Boston Globe Reviews Bonnie Blue

This year’s IFFBoston showcases the best in new nonfiction films

By Peter Keough Globe Correspondent,Updated April 21, 2022, 11:57 a.m.

Long regarded as one of the most exciting film events in New England, the Independent Film Festival Boston (April 27-May 4) has lately established itself as a showcase for the best recent documentaries.

Many of the major themes in cinema are executed in these films in masterful and inventive styles, though often in a minor key. Those themes and variations include entrepreneurial capitalism as practiced in illegal abortion clinics and Pez-dispenser pirating; racial and gender justice as seen in a hostage standoff and a high school debating society; and help for the needy and dispossessed as exemplified by trailer parks and catastrophe catering.

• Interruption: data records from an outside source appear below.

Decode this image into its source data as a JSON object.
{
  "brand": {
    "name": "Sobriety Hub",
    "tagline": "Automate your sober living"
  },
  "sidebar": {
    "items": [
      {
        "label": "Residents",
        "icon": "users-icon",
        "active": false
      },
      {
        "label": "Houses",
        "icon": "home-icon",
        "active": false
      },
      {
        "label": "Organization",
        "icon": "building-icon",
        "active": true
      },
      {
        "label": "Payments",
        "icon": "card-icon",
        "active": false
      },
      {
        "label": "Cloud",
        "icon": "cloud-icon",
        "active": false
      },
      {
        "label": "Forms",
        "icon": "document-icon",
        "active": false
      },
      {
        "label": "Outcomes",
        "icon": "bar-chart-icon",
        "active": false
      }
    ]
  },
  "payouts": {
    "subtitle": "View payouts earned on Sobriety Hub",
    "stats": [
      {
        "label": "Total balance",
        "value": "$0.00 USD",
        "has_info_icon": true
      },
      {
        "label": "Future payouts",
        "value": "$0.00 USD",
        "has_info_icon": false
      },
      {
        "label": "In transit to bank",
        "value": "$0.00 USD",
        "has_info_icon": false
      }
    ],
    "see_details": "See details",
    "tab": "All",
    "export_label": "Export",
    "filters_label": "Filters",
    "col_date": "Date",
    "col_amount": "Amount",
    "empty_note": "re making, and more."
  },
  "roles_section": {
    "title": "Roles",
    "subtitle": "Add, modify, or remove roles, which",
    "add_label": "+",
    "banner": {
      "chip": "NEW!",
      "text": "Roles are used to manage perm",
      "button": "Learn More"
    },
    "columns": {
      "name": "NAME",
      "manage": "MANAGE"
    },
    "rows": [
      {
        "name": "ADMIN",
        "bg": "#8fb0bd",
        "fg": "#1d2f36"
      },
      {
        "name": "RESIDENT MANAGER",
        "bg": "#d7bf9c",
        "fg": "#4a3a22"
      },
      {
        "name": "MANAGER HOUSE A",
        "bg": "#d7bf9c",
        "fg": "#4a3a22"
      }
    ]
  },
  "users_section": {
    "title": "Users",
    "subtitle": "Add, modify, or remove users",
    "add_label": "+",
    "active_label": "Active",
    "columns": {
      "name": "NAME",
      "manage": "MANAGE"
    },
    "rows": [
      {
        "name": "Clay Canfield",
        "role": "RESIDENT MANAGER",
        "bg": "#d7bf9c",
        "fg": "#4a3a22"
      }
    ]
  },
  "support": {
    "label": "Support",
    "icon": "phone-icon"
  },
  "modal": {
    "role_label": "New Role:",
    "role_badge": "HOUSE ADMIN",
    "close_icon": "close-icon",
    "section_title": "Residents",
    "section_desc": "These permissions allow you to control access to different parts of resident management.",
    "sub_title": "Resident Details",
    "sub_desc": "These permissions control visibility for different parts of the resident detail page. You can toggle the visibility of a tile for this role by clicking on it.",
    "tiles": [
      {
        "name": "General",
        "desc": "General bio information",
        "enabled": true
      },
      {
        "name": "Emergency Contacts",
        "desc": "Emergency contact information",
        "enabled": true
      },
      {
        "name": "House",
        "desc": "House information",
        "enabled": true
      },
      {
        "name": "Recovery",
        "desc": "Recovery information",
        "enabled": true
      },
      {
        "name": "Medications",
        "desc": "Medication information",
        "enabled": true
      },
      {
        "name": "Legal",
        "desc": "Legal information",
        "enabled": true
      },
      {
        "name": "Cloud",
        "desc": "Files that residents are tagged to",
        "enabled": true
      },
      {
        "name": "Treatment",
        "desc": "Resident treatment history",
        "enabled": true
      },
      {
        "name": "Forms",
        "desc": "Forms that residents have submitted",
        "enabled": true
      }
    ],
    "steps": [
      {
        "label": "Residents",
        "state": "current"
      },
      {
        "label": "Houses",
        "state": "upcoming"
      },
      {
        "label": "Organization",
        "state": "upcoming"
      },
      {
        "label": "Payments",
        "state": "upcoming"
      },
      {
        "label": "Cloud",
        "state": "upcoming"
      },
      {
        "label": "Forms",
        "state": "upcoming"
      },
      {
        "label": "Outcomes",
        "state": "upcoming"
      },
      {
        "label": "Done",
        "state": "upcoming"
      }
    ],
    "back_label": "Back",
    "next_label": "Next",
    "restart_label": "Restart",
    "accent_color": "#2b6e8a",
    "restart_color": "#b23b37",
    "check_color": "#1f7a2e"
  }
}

As usual, the festival also presents the recent work by outstanding local filmmakers, such as Bestor Cram and Lucia Small.

Listed alphabetically, here’s a sampling of nonfiction standouts on this year’s program.

BONNIE BLUE: THE LIFE AND TIMES OF JAMES COTTON

A bracing complement to Jim Farrell’s Buddy Guy tribute, “The Torch” (2019), Cram’s engrossing, toe-tapping documentary about James Cotton, like Guy, another Chicago bluesman, is a warts-and-all portrait of the legendary musician from his beginnings as a 9-year-old orphan on the Bonnie Blue plantation, in Mississippi, to his triumph as one of the greatest blues harmonica players. An acolyte of Sonny Boy Williamson II, Howlin’ Wolf, and Muddy Waters, Cotton was able to make the transition from Delta blues to rock ‘n’ roll. He brought his musical fusion, propelled by powerful harp playing and vocals, to a new audience with the James Cotton Blues Band.